Although oil factors heavily as the geopolitical source of conflict, Middle East turmoil is profoundly ideological. Theocratic Iran has a leader who claims the holocost is a hoax. Terrorist groups are being elevated to legitimacy as political parties within governing bodies of sovereign states. The United States is ‘the Great Satan, and Israel its whore.’ The militant cry is ‘kill all Jews and Americans.’ The leader of Iran openly states that Jihad’s principal intention is to wipe Israel off the face of the earth and establish Sharia Law globally. Echoes of Mein Kampf reverberate loud and clear on radio, television, and the Internet. There are disagreements and rivalries among Middle Eastern states, their tribal constituents, and terrorist organizations, but they are all one in their hatred against Western Civilization.

Although Americans have been attacked at home and abroad by terrorists, they are not faced with the constant threat of annihilation. Israel is lethally vulnerable to defense breaches because of its geography. Ideological sophisms and niceties have no place in the realities of the landscape of Israel. Relinquishing the West Bank and the Gaza strip is ‘national suicide,’ as Netanyahu puts it.

Given the circumstances, Pakistan’s indignant protests against taking out Bin Laden without deference to Pakistan’s sovereignty may have been necessary to avoid internal reprisals. Be that as it may, it is certain that if the Pakistani government had been informed of our intent, Bin Laden would have been moved out of the compound long before the arrival of a SEAL force.

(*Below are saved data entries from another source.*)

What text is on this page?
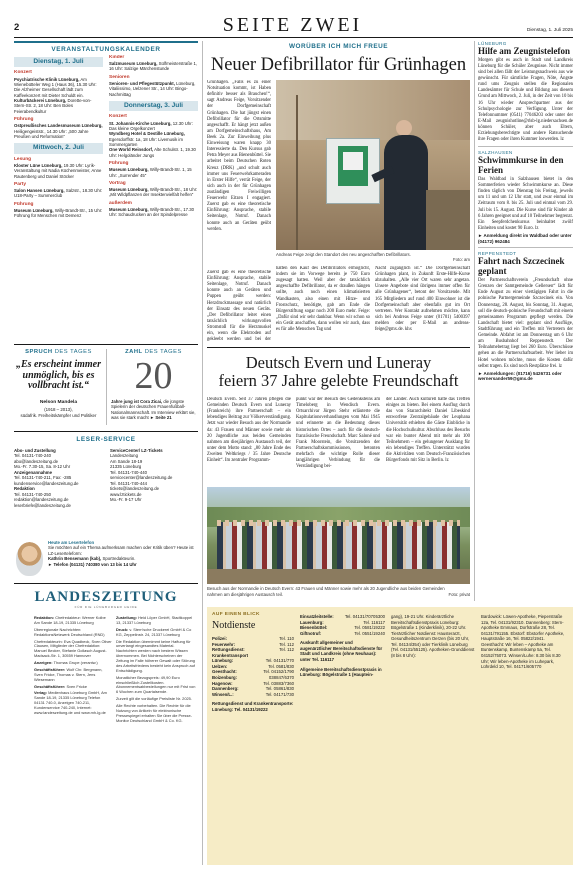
2	SEITE ZWEI	Dienstag, 1. Juli 2025
VERANSTALTUNGSKALENDER
Dienstag, 1. Juli
Konzert
Psychiatrische Klinik Lüneburg, Am Wienebütteler Weg 1 (Haus 36), 15.30 Uhr: Die Alzheimer Gesellschaft lädt zum Kaffeekonzert mit Dieter Schuldt ein.
Kulturbäckerei Lüneburg, Dorette-von-Stern-Str. 2, 18 Uhr: Ben Boles Feierabendkultur
Führung
Ostpreußisches Landesmuseum Lüneburg, Heiligengeiststr., 14.30 Uhr: „500 Jahre Preußen und Reformation“
Mittwoch, 2. Juli
Lesung
Kloster Lüne Lüneburg, 19.30 Uhr: Lyrik-Veranstaltung mit Nadia Küchenmeister, Anne Rautenberg und Daniel Stöcker
Party
Salon Hansen Lüneburg, Salzstr., 18.30 Uhr: U18-Party – Summerclub
Führung
Museum Lüneburg, Willy-Brandt-Str., 15 Uhr: Führung für Menschen mit Demenz
Kinder
Salzmuseum Lüneburg, Sülfmeisterstraße 1, 16 Uhr: Salzige Märchenstunde
Senioren
Senioren- und Pflegestützpunkt, Lüneburg, Vitaliissimo, Uelzener Str., 14 Uhr: Bingo-Nachmittag
Donnerstag, 3. Juli
Konzert
St. Johannis-Kirche Lüneburg, 12.30 Uhr: Das kleine Orgelkonzert
Wyndberg Hotel & Destille Lüneburg, Egersdorffstr. 1a, 18 Uhr: Livemusik im Sommergarten
One World Reinsdorf, Alte Schulstr. 1, 19.30 Uhr: Helgoländer Jungs
Führung
Museum Lüneburg, Willy-Brandt-Str. 1, 15 Uhr: „Surrender 45“
Vortrag
Museum Lüneburg, Willy-Brandt-Str., 18 Uhr: „Mit Wildpflanzen der Insektenvielfalt helfen“
außerdem
Museum Lüneburg, Willy-Brandt-Str., 17.30 Uhr: Schaudrucken an der Spindelpresse
SPRUCH DES TAGES
„Es erscheint immer unmöglich, bis es vollbracht ist.“
Nelson Mandela
(1918 – 2013),
südafrik. Freiheitskämpfer und Politiker
ZAHL DES TAGES
20
Jahre jung ist Cora Zicai, die jüngste Spielerin der deutschen Frauenfußball-Nationalmannschaft. Im Interview erklärt sie, was sie stark macht ► Seite 21
LESER-SERVICE
Abo- und Zustellung
Tel. 04131-740-240
abo@landeszeitung.de
Mo.-Fr. 7.30-15, Sa. 8-12 Uhr
Anzeigenannahme
Tel. 04131-740-211, Fax: -285
kundenservice@landeszeitung.de
Redaktion
Tel. 04131-740-250
redaktion@landeszeitung.de
leserbriefe@landeszeitung.de
ServiceCenter/ LZ-Tickets
Landeszeitung
Am Sande 18-19
21335 Lüneburg
Tel. 04131-740-440
servicecenter@landeszeitung.de
Tel. 04131-740-444
tickets@landeszeitung.de
www.lztickets.de
Mo.-Fr. 9-17 Uhr
Heute am Lesertelefon
Sie möchten auf ein Thema aufmerksam machen oder Kritik üben? Heute ist LZ-Leserteleform:
Kathrin Bensemann (kab), Sportredakteurin.
► Telefon (04131) 740380 von 13 bis 14 Uhr
LANDESZEITUNG
FÜR DIE LÜNEBURGER HEIDE
Redaktion: Chefredakteur: Werner Kolbe Am Sande 18-19, 21335 Lüneburg
Überregionale Nachrichten: RedaktionsNetzwerk Deutschland (RND)
Chefredakteurin: Eva Quadbeck, Sven Oliver Clausen, Mitglieder der Chefredaktion: Manuel Becker, Stefanie Gollasch August-Madsack-Str. 1, 30559 Hannover
Anzeigen: Thomas Grupe (verantw.)
Geschäftsführer: Wolf Chr. Bergmann, Sven Fricke, Thomas v. Stern, Jens Wiesemann
Geschäftsführer: Sven Fricke
Verlag: Medienhaus Lüneburg GmbH, Am Sande 18-19, 21335 Lüneburg Telefon 04131 740-0, Anzeigen 740-211, Kundenservice 740-240, Internet: www.landeszeitung.de und www.mh-lg.de
Zustellung: Heid Löper GmbH, Stadtkoppel 13, 21337 Lüneburg
Druck: v. Stern'sche Druckerei GmbH & Co KG, Zeppelinstr. 24, 21337 Lüneburg
Die Redaktion übernimmt keine Haftung für unverlangt eingesandtes Material. Nachrichten werden nach bestem Wissen übernommen. Bei Nichterscheinen der Zeitung im Falle höherer Gewalt oder Störung des Arbeitsfriedens besteht kein Anspruch auf Entschädigung.
Monatlicher Bezugspreis: 49,90 Euro einschließlich Zustellkosten. Abonnementsabbestellungen nur mit Frist von 6 Wochen zum Quartalsende.
Zurzeit gilt die vorläufige Preisliste Nr. 2025.
Alle Rechte vorbehalten. Die Rechte für die Nutzung von Artikeln für elektronische Pressespiegel erhalten Sie über die Presse-Monitor Deutschland GmbH & Co. KG.
WORÜBER ICH MICH FREUE
Neuer Defibrillator für Grünhagen

Grünhagen. „Falls es zu einer Notsituation kommt, ist Haben definitiv besser als Brauchen!“, sagt Andreas Feige, Vorsitzender der Dorfgemeinschaft Grünhagen. Die hat jüngst einen Defibrillator für die Ortsmitte angeschafft. Er hängt jetzt außen am Dorfgemeinschaftshaus, Am Beek 2a. Zur Einweihung plus Einweisung waren knapp 30 Interessierte da. Den Kursus gab Petra Meyer aus Bienenbüttel. Sie arbeitet beim Deutschen Roten Kreuz (DRK) „und schult auch immer uns Feuerwehrkameraden in Erster Hilfe“, verrät Feige, der sich auch in der für Grünhagen zuständigen Freiwilligen Feuerwehr Eitzen I engagiert. Zuerst gab es eine theoretische Einführung: Ansprache, stabile Seitenlage, Notruf. Danach konnte auch an Geräten geübt werden.

Andreas Feige zeigt den Standort des neu angeschafften Defibrillators.
Foto: am

Zuerst gab es eine theoretische Einführung: Ansprache, stabile Seitenlage, Notruf. Danach konnte auch an Geräten und Puppen geübt werden: Herzdruckmassage und natürlich der Einsatz des neuen Geräts. „Der Defibrillator leitet einen tatsächlich wirkungsvollen Stromstoß für die Herzmuskel ein, wenn die Elektroden auf gekleebt werden und bei der

hatten den Kauf des Defibrillators ermöglicht, indem sie im Vorwege bereits je 750 Euro zugesagt hatten. Weil aber der tatsächlich angeschaffte Defibrillator, da er draußen hängen sollte, auch noch einen klimatisierten Wandkasten, also einen mit Hitze- und Frostschutz, benötigte, gab am Ende die Bürgerstiftung sogar noch 200 Euro mehr. Feige: „Dafür sind wir sehr dankbar. Wenn wir schon so ein Gerät anschaffen, dann wollen wir auch, dass es für alle Menschen Tag und

Nacht zugänglich ist.“ Die Dorfgemeinschaft Grünhagen plant, in Zukunft Erste-Hilfe-Kurse abzuhalten. „Alle vier Ort waren sehr angetan. Unsere Angebote sind übrigens immer offen für alle Grünhagener“, betont der Vorsitzende. Mit 165 Mitgliedern auf rund 400 Einwohner ist die Dorfgemeinschaft aber ebenfalls gut im Ort vertreten. Wer Kontakt aufnehmen möchte, kann sich bei Andreas Feige unter (01701) 5400397 melden oder per E-Mail an andreas-feige@gmx.de. khx

Deutsch Evern und Luneray
feiern 37 Jahre gelebte Freundschaft

Deutsch Evern. Seit 37 Jahren pflegen die Gemeinden Deutsch Evern und Luneray (Frankreich) ihre Partnerschaft – ein lebendiges Beitrag zur Völkerverständigung. Jetzt war wieder Besuch aus der Normandie da: 43 Frauen und Männer sowie mehr als 20 Jugendliche aus beiden Gemeinden nahmen am diesjährigen Austausch teil, der unter dem Motto stand: „80 Jahre Ende des Zweiten Weltkriegs / 35 Jahre Deutsche Einheit“. Im zentraler Programm-

punkt war der Besuch des Gedenksteins am Timeloberg in Wendisch Evern. Ortsarchivar Jürgen Stehr erläuterte die Kapitulationsverhandlungen vom Mai 1945 und erinnerte an die Bedeutung dieses historischen Ortes – auch für die deutsch-französische Freundschaft. Marc Saloné und Frank Moorstein, die Vorsitzenden der Partnerschaftskommissionen, betonten mehrfach die wichtige Rolle dieser langjährigen Verbindung für die Verständigung bei-

der Länder. Auch kulturell hatte das Treffen einiges zu bieten. Bei einem Ausflug durch das von Stararchitekt Daniel Libeskind entworfene Zentralgebäude der Leuphana Universität erhielten die Gäste Einblicke in die Hochschulkultur. Abschluss des Besuchs war ein bunter Abend mit mehr als 100 Teilnehmern – ein gelungener Ausklang für ein lebendiges Treffen. Unterstützt wurden die Aktivitäten vom Deutsch-Französischen Bürgerfonds mit Sitz in Berlin. lz

Besuch aus der Normandie in Deutsch Evern: 43 Frauen und Männer sowie mehr als 20 Jugendliche aus beiden Gemeinden nahmen am diesjährigen Austausch teil.	Foto: privat
LÜNEBURG
Hilfe am Zeugnistelefon
Morgen gibt es auch in Stadt und Landkreis Lüneburg für die Schüler Zeugnisse. Nicht immer sind bei allen fällt der Leistungsnachweis aus wie gewünscht. Für sämtliche Fragen, Nöte, Ängste rund ums Zeugnis stellen die Regionalen Landesämter für Schule und Bildung aus diesem Grund am Mittwoch, 2. Juli, in der Zeit von 10 bis 16 Uhr wieder Ansprechpartner aus der Schulpsychologie zur Verfügung. Unter der Telefonnummer (0541) 77046203 oder unter der E-Mail zeugnishotline@rlsb-lg.niedersachsen.de können Schüler, aber auch Eltern, Erziehungsberechtigte und andere Ratsuchende ihre Fragen oder ihren Kummer loswerden. lz
SALZHAUSEN
Schwimmkurse in den Ferien
Das Waldbad in Salzhausen bietet in den Sommerferien wieder Schwimmkurse an. Diese finden täglich von Dienstag bis Freitag, jeweils um 11 und um 12 Uhr statt, und zwar einmal im Zeitraum vom 8. bis 25. Juli und einmal vom 29. Juli bis 15. August. Die Kurse sind für Kinder ab 6 Jahren geeignet und auf 10 Teilnehmer begrenzt. Ein Seepferdchenkursus beinhaltet zwölf Einheiten und kostet 90 Euro. lz
► Anmeldung direkt im Waldbad oder unter (04172) 962484
REPPENSTEDT
Fahrt nach Szczecinek geplant
Der Partnerschaftsverein „Freundschaft ohne Grenzen der Samtgemeinde Gellersen“ lädt für Ende August zu einer viertägigen Fahrt in die polnische Partnergemeinde Szczecinek ein. Von Donnerstag, 28. August, bis Sonntag, 31. August, soll die deutsch-polnische Freundschaft mit einem gemeinsamen Programm gepflegt werden. Die Landschaft bietet viel: geplant sind Ausflüge, Stadtführung und ein Treffen mit Vertretern der Gemeinde. Abfahrt ist am Donnerstag um 6 Uhr am Busbahnhof Reppenstedt. Der Teilnahmebetrag liegt bei 260 Euro. Überschüsse gehen an die Partnerschaftsarbeit. Wer lieber im Hotel wohnen möchte, muss die Kosten dafür selbst tragen. Es sind noch Restplätze frei. lz
► Anmeldungen: (01716) 5426731 oder wernersander59@gmx.de
AUF EINEN BLICK
Notdienste
Polizei:	Tel. 110
Feuerwehr:	Tel. 112
Rettungsdienst:	Tel. 112
Krankentransport
Lüneburg:	Tel. 04131/770
Uelzen:	Tel. 0581/830
Geesthacht:	Tel. 04152/1790
Boizenburg:	038847/6370
Hagenow:	Tel. 03883/7360
Dannenberg:	Tel. 05861/830
Winsen/L.:	Tel. 04171/730
Rettungsdienst und Krankentransporte: Lüneburg: Tel. 04131/19222
Einsatzleitstelle:	Tel. 04131/70705300
Lauenburg:	Tel. 116117
Bienenbüttel:	Tel. 0581/19222
Giftnotruf:	Tel. 0551/19240
Auskunft allgemeiner und augenärztlicher Bereitschaftsdienste für Stadt und Landkreis (ohne Neuhaus): unter Tel. 116117
Allgemeine Bereitschaftsdienstpraxis in Lüneburg: Bögelstraße 1 (Hauptein-
gang), 19-21 Uhr. Kinderärztliche Bereitschaftsdienstpraxis Lüneburg: Bögelstraße 1 (Kinderklinik), 20-22 Uhr. Tierärztlicher Notdienst: Hausterarzt, Gesundheitszentrum Oerzen (bis 20 Uhr, Tel. 04134/354) oder Tierklinik Lüneburg (Tel. 04131/55125). Apotheken-Grunddienst (8 bis 8 Uhr):
Bardowick: Löwen-Apotheke, Pieperstraße 12a, Tel. 04131/92310. Dannenberg: Stern-Apotheke Emmaus, Dorfstraße 28, Tel. 04131/791155. Ebstorf: Ebstorfer Apotheke, Hauptstraße 16, Tel. 05822/1941. Geesthacht: Wir leben – Apotheke am Buntenskamp, Buntenskamp 5a, Tel. 04152/75073. Winsen/Luhe: 8.30 bis 8.30 Uhr; Wir leben-Apotheke im Luhepark, Lührdeld 10, Tel. 04171/605770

There are those who argue that the Prince of Terrorism should have been captured rather than killed. Armchair strategy is okay for sports events, but it is unseemly when it is related to on the spot, real life or death situations. Besides, it takes an inordinately dull imagination not to have some sense of what a clandestine military operation is like.

At the official level, the United States violated international law. Israel also violated international law when it took out a nuclear facility in Iraq in little over one minute. Israel will soon take out another nuclear facility, this time in Iran. In the face of genocide, international law must be suspended, especially in the heat of a simmering third world war that threatens Western Civilization.